Bab 12

Guys, maaf! Aku minggu lalu gak update ya ternyata. Lupaaa huhuhuu maafin yaaa ... hari ini double berarti. Eh 3 bab langsung deh, satunya bonus minta maaf hehehe. Happy reading.


***** 


Cinta Putih 12

Aku tahu aku akan kena marah dan disalahkan atas apa yang kulakukan. Aku tidak menyangka Mas Galuh datang lebih cepat dari yang kupikirkan. Ini masih sore dan kupikir Mas Galuh masih akan mengurusi bambu wulung pesanan Lira. Aku buntu. Aku butuh masuk rumah tapi kunci rumah hilang. Mas Galuh pasti tadi ingin masuk rumah tapi terkunci hingga menunggu di gazebonya. Salahku yang ceroboh dan aku harus siap kena marah lagi.

Aaah, sial banget sih, aku! Ingin menyendiri dan ganti baju karena kedinginan, tapi harus mengaku salah pada Mas Galuh karena menghilangkan kunci rumahnya. Rasanya ingin kembali masuk ke tengah hujan dan menghilang saja.

Ujung jariku keriput karena aku terlalu lama berdiri basah kuyup. Tak ada lagi cara yang bisa kupikirkan selain memasuki gazebo dan memanggil Mas Galuh. Siap tak siap, aku harus berani menghadapi konsekuensi dari kesalahanku. Aku melangkah pelan menembus hujan menuju gazebo yang terpisah dari rumah utama, menaiki lima anak tangga hingga sampai di teras gazebo dan berdiri di ambang pintu gazebo itu.

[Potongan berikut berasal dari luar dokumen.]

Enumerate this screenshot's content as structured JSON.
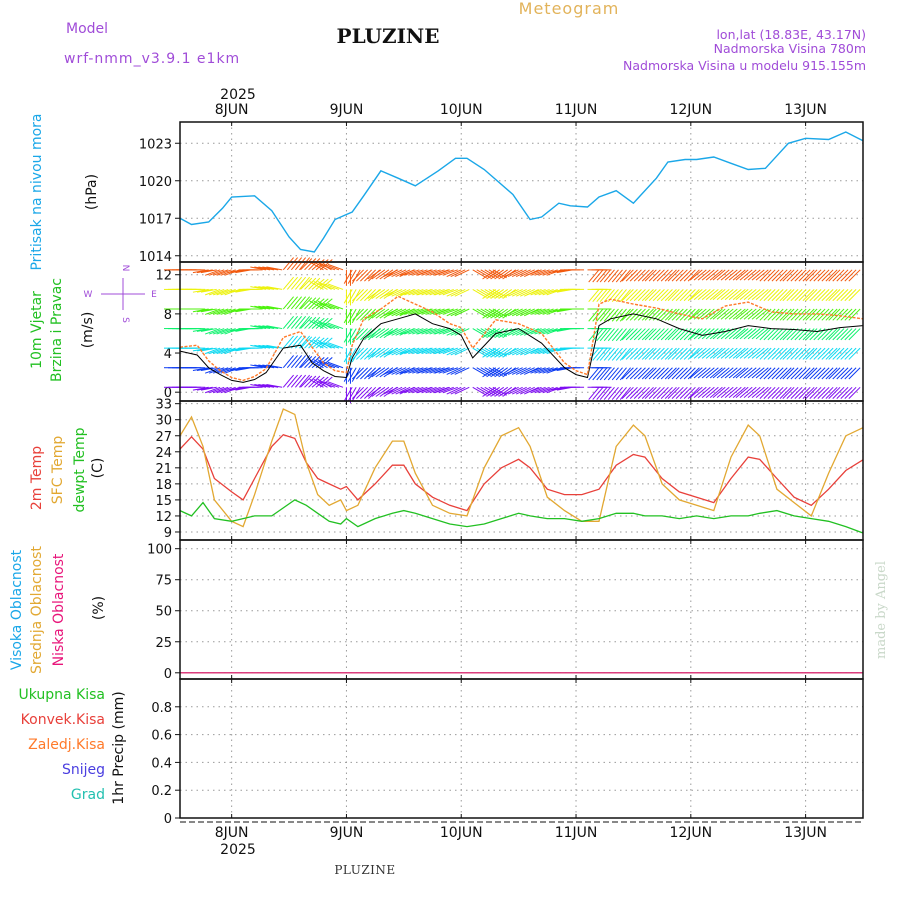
{
  "header": {
    "title": "PLUZINE",
    "meteogram": "Meteogram",
    "model_label": "Model",
    "model_name": "wrf-nmm_v3.9.1 e1km",
    "lonlat": "lon,lat (18.83E, 43.17N)",
    "elevation": "Nadmorska Visina 780m",
    "model_elevation": "Nadmorska Visina u modelu 915.155m",
    "year_top": "2025",
    "year_bottom": "2025",
    "footer": "PLUZINE",
    "watermark": "made by Angel"
  },
  "compass": {
    "N": "N",
    "E": "E",
    "S": "S",
    "W": "W"
  },
  "colors": {
    "pressure": "#1aa7e8",
    "temp_2m": "#e8403a",
    "temp_sfc": "#e2a832",
    "dewpoint": "#22c022",
    "wind_line": "#000000",
    "wind_gust": "#ff7a2a",
    "cloud_high": "#1aa7e8",
    "cloud_mid": "#e2a832",
    "cloud_low": "#e8157a",
    "precip_total": "#22c022",
    "precip_conv": "#e8403a",
    "precip_frozen": "#ff7a2a",
    "precip_snow": "#4a3ee0",
    "precip_graupel": "#22c0b0",
    "compass": "#a04cd8"
  },
  "chart_data": [
    {
      "type": "line",
      "id": "pressure",
      "ylabels": [
        "Pritisak na nivou mora",
        "(hPa)"
      ],
      "ylim": [
        1013.5,
        1024.7
      ],
      "yticks": [
        1014,
        1017,
        1020,
        1023
      ],
      "x_days": [
        7.55,
        7.65,
        7.8,
        7.92,
        8.0,
        8.2,
        8.35,
        8.5,
        8.6,
        8.72,
        8.8,
        8.9,
        9.0,
        9.05,
        9.15,
        9.3,
        9.45,
        9.6,
        9.8,
        9.95,
        10.05,
        10.2,
        10.45,
        10.6,
        10.7,
        10.85,
        10.95,
        11.1,
        11.2,
        11.35,
        11.5,
        11.7,
        11.8,
        11.95,
        12.05,
        12.2,
        12.35,
        12.5,
        12.65,
        12.75,
        12.85,
        13.0,
        13.2,
        13.35,
        13.5
      ],
      "series": [
        {
          "name": "",
          "values": [
            1017.0,
            1016.5,
            1016.7,
            1017.8,
            1018.7,
            1018.8,
            1017.6,
            1015.5,
            1014.5,
            1014.3,
            1015.4,
            1016.9,
            1017.3,
            1017.5,
            1018.8,
            1020.8,
            1020.2,
            1019.6,
            1020.8,
            1021.8,
            1021.8,
            1020.9,
            1018.9,
            1016.9,
            1017.1,
            1018.2,
            1018.0,
            1017.9,
            1018.7,
            1019.2,
            1018.2,
            1020.2,
            1021.5,
            1021.7,
            1021.7,
            1021.9,
            1021.4,
            1020.9,
            1021.0,
            1022.0,
            1023.0,
            1023.4,
            1023.3,
            1023.9,
            1023.2
          ]
        }
      ]
    },
    {
      "type": "line",
      "id": "wind",
      "ylabels": [
        "10m Vjetar",
        "Brzina i Pravac",
        "(m/s)"
      ],
      "ylim": [
        -0.9,
        13.3
      ],
      "yticks": [
        0,
        4,
        8,
        12
      ],
      "x_days": [
        7.55,
        7.7,
        7.8,
        7.9,
        8.0,
        8.1,
        8.2,
        8.3,
        8.45,
        8.6,
        8.7,
        8.8,
        8.9,
        9.0,
        9.05,
        9.15,
        9.3,
        9.45,
        9.6,
        9.75,
        9.9,
        10.0,
        10.1,
        10.3,
        10.5,
        10.7,
        10.9,
        11.0,
        11.1,
        11.2,
        11.3,
        11.5,
        11.7,
        11.9,
        12.1,
        12.3,
        12.5,
        12.7,
        12.9,
        13.1,
        13.3,
        13.5
      ],
      "series": [
        {
          "name": "",
          "values": [
            4.2,
            3.8,
            2.5,
            1.8,
            1.2,
            1.0,
            1.3,
            2.0,
            4.5,
            4.8,
            3.0,
            2.2,
            1.6,
            1.5,
            3.5,
            5.5,
            7.0,
            7.5,
            8.0,
            7.0,
            6.5,
            5.8,
            3.5,
            6.0,
            6.5,
            5.0,
            2.5,
            1.8,
            1.5,
            6.8,
            7.5,
            8.0,
            7.5,
            6.5,
            5.8,
            6.2,
            6.8,
            6.5,
            6.4,
            6.2,
            6.6,
            6.8
          ]
        },
        {
          "name": "",
          "values": [
            4.6,
            4.8,
            3.2,
            2.2,
            1.5,
            1.2,
            1.6,
            2.4,
            5.6,
            6.2,
            4.6,
            3.0,
            2.2,
            2.0,
            4.8,
            7.5,
            8.5,
            9.8,
            9.0,
            8.2,
            7.0,
            6.6,
            4.5,
            7.4,
            7.0,
            6.0,
            3.0,
            2.2,
            1.8,
            9.0,
            9.5,
            9.0,
            8.6,
            8.0,
            7.5,
            8.8,
            9.2,
            8.2,
            8.0,
            8.0,
            7.8,
            7.5
          ]
        }
      ],
      "directions_deg": [
        270,
        270,
        260,
        250,
        250,
        260,
        270,
        280,
        40,
        45,
        50,
        300,
        290,
        180,
        210,
        225,
        235,
        245,
        250,
        250,
        250,
        245,
        120,
        235,
        245,
        250,
        260,
        270,
        90,
        220,
        220,
        225,
        225,
        225,
        230,
        230,
        230,
        225,
        225,
        225,
        225,
        225
      ]
    },
    {
      "type": "line",
      "id": "temperature",
      "ylabels": [
        "2m Temp",
        "SFC Temp",
        "dewpt Temp",
        "(C)"
      ],
      "ylim": [
        7.5,
        33.5
      ],
      "yticks": [
        9,
        12,
        15,
        18,
        21,
        24,
        27,
        30,
        33
      ],
      "x_days": [
        7.55,
        7.65,
        7.75,
        7.85,
        8.0,
        8.1,
        8.2,
        8.35,
        8.45,
        8.55,
        8.65,
        8.75,
        8.85,
        8.95,
        9.0,
        9.1,
        9.25,
        9.4,
        9.5,
        9.6,
        9.75,
        9.9,
        10.05,
        10.2,
        10.35,
        10.5,
        10.6,
        10.75,
        10.9,
        11.05,
        11.2,
        11.35,
        11.5,
        11.6,
        11.75,
        11.9,
        12.05,
        12.2,
        12.35,
        12.5,
        12.6,
        12.75,
        12.9,
        13.05,
        13.2,
        13.35,
        13.5
      ],
      "series": [
        {
          "name": "2m Temp",
          "values": [
            24.5,
            26.8,
            24.5,
            19.0,
            16.5,
            15.0,
            19.0,
            25.0,
            27.2,
            26.5,
            22.0,
            19.0,
            18.0,
            17.0,
            17.5,
            15.0,
            18.0,
            21.5,
            21.5,
            18.0,
            15.5,
            14.0,
            13.0,
            18.0,
            21.0,
            22.6,
            21.0,
            17.0,
            16.0,
            16.0,
            17.0,
            21.5,
            23.5,
            23.0,
            19.0,
            16.5,
            15.5,
            14.5,
            19.0,
            23.0,
            22.6,
            19.0,
            15.5,
            14.0,
            17.0,
            20.5,
            22.5
          ]
        },
        {
          "name": "SFC Temp",
          "values": [
            27.0,
            30.5,
            25.0,
            15.0,
            11.0,
            10.0,
            16.0,
            26.0,
            32.0,
            31.0,
            22.0,
            16.0,
            14.0,
            15.0,
            13.0,
            14.0,
            21.0,
            26.0,
            26.0,
            20.0,
            14.0,
            12.5,
            12.0,
            21.0,
            27.0,
            28.5,
            25.0,
            15.5,
            13.0,
            11.0,
            11.0,
            25.0,
            29.0,
            27.0,
            18.0,
            15.0,
            14.0,
            13.0,
            23.0,
            29.0,
            27.0,
            17.0,
            14.5,
            12.0,
            20.0,
            27.0,
            28.5
          ]
        },
        {
          "name": "dewpt Temp",
          "values": [
            13.0,
            12.0,
            14.5,
            11.5,
            11.0,
            11.5,
            12.0,
            12.0,
            13.5,
            15.0,
            14.0,
            12.5,
            11.0,
            10.5,
            11.5,
            10.0,
            11.5,
            12.5,
            13.0,
            12.5,
            11.5,
            10.5,
            10.0,
            10.5,
            11.5,
            12.5,
            12.0,
            11.5,
            11.5,
            11.0,
            11.5,
            12.5,
            12.5,
            12.0,
            12.0,
            11.5,
            12.0,
            11.5,
            12.0,
            12.0,
            12.5,
            13.0,
            12.0,
            11.5,
            11.0,
            10.0,
            8.8
          ]
        }
      ]
    },
    {
      "type": "line",
      "id": "cloud",
      "ylabels": [
        "Visoka Oblacnost",
        "Srednja Oblacnost",
        "Niska Oblacnost",
        "(%)"
      ],
      "ylim": [
        -5,
        107
      ],
      "yticks": [
        0,
        25,
        50,
        75,
        100
      ],
      "x_days": [
        7.55,
        13.5
      ],
      "series": [
        {
          "name": "Visoka Oblacnost",
          "values": [
            0,
            0
          ]
        },
        {
          "name": "Srednja Oblacnost",
          "values": [
            0,
            0
          ]
        },
        {
          "name": "Niska Oblacnost",
          "values": [
            0,
            0
          ]
        }
      ]
    },
    {
      "type": "bar",
      "id": "precip",
      "ylabels": [
        "1hr Precip (mm)"
      ],
      "legend": [
        "Ukupna Kisa",
        "Konvek.Kisa",
        "Zaledj.Kisa",
        "Snijeg",
        "Grad"
      ],
      "ylim": [
        0,
        1.0
      ],
      "yticks": [
        0,
        0.2,
        0.4,
        0.6,
        0.8
      ],
      "x_days": [
        7.55,
        13.5
      ],
      "series": [
        {
          "name": "Ukupna Kisa",
          "values": [
            0,
            0
          ]
        },
        {
          "name": "Konvek.Kisa",
          "values": [
            0,
            0
          ]
        },
        {
          "name": "Zaledj.Kisa",
          "values": [
            0,
            0
          ]
        },
        {
          "name": "Snijeg",
          "values": [
            0,
            0
          ]
        },
        {
          "name": "Grad",
          "values": [
            0,
            0
          ]
        }
      ]
    }
  ],
  "x_axis": {
    "xlim_days": [
      7.55,
      13.5
    ],
    "tick_days": [
      8,
      9,
      10,
      11,
      12,
      13
    ],
    "labels": [
      "8JUN",
      "9JUN",
      "10JUN",
      "11JUN",
      "12JUN",
      "13JUN"
    ]
  }
}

Mas Galuh duduk di meja lesehannya yang menghadap tembok. Pria itu menunduk bertopang kaitan kedua tangannya yang berpangku di atas meja. Tatapannya menerawang serius seakan tengah memikirkan banyak hal.

Petir yang menyambar kencang membuatku memberanikan diri memanggilnya. Aku tidak mungkin lama-lama di luar dengan kondisi cuaca ekstrim.

"Mas."

Mas Galuh tersentak lantas menatapku yang menggigil kedinginan di ambang pintu gazebo. Ia tak bicara, hanya menatapku dengan sorot menilai seakan tengah menimbang dosa dan pahalaku sepanjang berada si sisinya.

Tanganku gemetar kedinginan. Aku bersedekap dada demi menciptakan sedikit kehangatan untuk tubuhku yang basah kuyup dalam waktu cukup lama. Aku yakin aku akan sakit setelah ini.

"Kamu sedang apa?" Mas Galuh berdiri dari duduknya, lalu menghampiriku yang masih mematung seperti patung selamat datang di depan pintu.

"Nurma—Nurma minta maaf. Kunci rumah hilang. Nurma pasti menjatuhkannya entah dimana. Nurma habis dari kebun Mas Bobi dan pulang kehujanan. Nurma tahu Nurma salah." Mas Galuh mengambil satu tanganku yang bersedekap dada lalu menarikku masuk ke dalam gazebonya. Untuk pertamakalinya aku masuk ke ruang paling pribadi Mas Galuh tanpa ditegur atau diusir. "Nurma salah. Nurma minta maaf, tapi Nurma bingung harus bagaimana. Hujannya lebat tapi Nurma gak bisa masuk rumah."

Bibirku gemetar. Entah karena kedinginan atau ketakutan karena aku sudah membuka semua kesalahanku. Aku menghilangkan kunci rumah Mas Galuh dan kini tak bisa masuk dalam kondisi basah kuyup. Aku masuk ke ruang paling pribadinya dalam kondisi basah dan mengotori lantai bambu yang paling suka ia duduki seorang diri.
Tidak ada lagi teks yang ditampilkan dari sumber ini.